Et Jacques Ferrand se traîna vers le milieu de la chambre sur ses genoux et sur ses mains. Quoique ses forces fussent épuisées, de temps à autre il avançait par un soubresaut convulsif, puis il s’arrêtait, semblant écouter attentivement.

– Où est-elle? où est-elle? j’approche, elle s’éloigne… Ah!… là-bas… oh! elle m’attend… va… va… mords le sable en poussant tes rugissements plaintifs… Ah! ses grands yeux féroces… ils deviennent languissants, ils implorent… Cecily, ton vieux tigre est à toi, s’écria-t-il.

Et d’un dernier élan il eut la force de se soulever et de se redresser sur ses genoux.

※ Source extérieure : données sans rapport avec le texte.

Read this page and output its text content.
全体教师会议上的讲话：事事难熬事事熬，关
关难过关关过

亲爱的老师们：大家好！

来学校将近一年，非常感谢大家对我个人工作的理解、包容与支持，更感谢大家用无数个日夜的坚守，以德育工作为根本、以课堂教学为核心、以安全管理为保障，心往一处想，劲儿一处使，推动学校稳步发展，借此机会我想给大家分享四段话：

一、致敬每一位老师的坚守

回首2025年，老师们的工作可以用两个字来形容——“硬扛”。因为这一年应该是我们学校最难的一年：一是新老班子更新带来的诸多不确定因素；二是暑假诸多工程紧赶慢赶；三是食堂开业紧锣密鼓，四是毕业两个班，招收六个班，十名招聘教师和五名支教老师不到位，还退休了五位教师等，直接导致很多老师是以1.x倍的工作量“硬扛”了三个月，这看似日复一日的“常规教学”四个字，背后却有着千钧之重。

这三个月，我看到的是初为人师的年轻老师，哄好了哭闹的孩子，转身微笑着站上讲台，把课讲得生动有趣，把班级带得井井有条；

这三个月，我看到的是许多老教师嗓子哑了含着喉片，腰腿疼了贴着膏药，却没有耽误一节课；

Mais tout à coup se renversant en arrière avec épouvante, le corps affaissé sur ses talons, les cheveux hérissés, le regard effaré, la bouche contournée de terreur, les deux mains tendues en avant, il sembla lutter avec rage contre un objet invisible, prononçant des paroles sans suite, et s’écriant d’une voix entrecoupée:

– Quelle morsure… au secours… nœuds glacés… mes bras brisés… je ne peux pas l’ôter… dents aiguës… Non, non, oh! pas les yeux… au secours… un serpent noir… oh! sa tête plate… ses prunelles de feu. Il me regarde… c’est le démon… Ah! il me reconnaît… Jacques Ferrand… à l’église… saint homme… toujours à l’église… va-t’en… au signe de la croix… va-t’en…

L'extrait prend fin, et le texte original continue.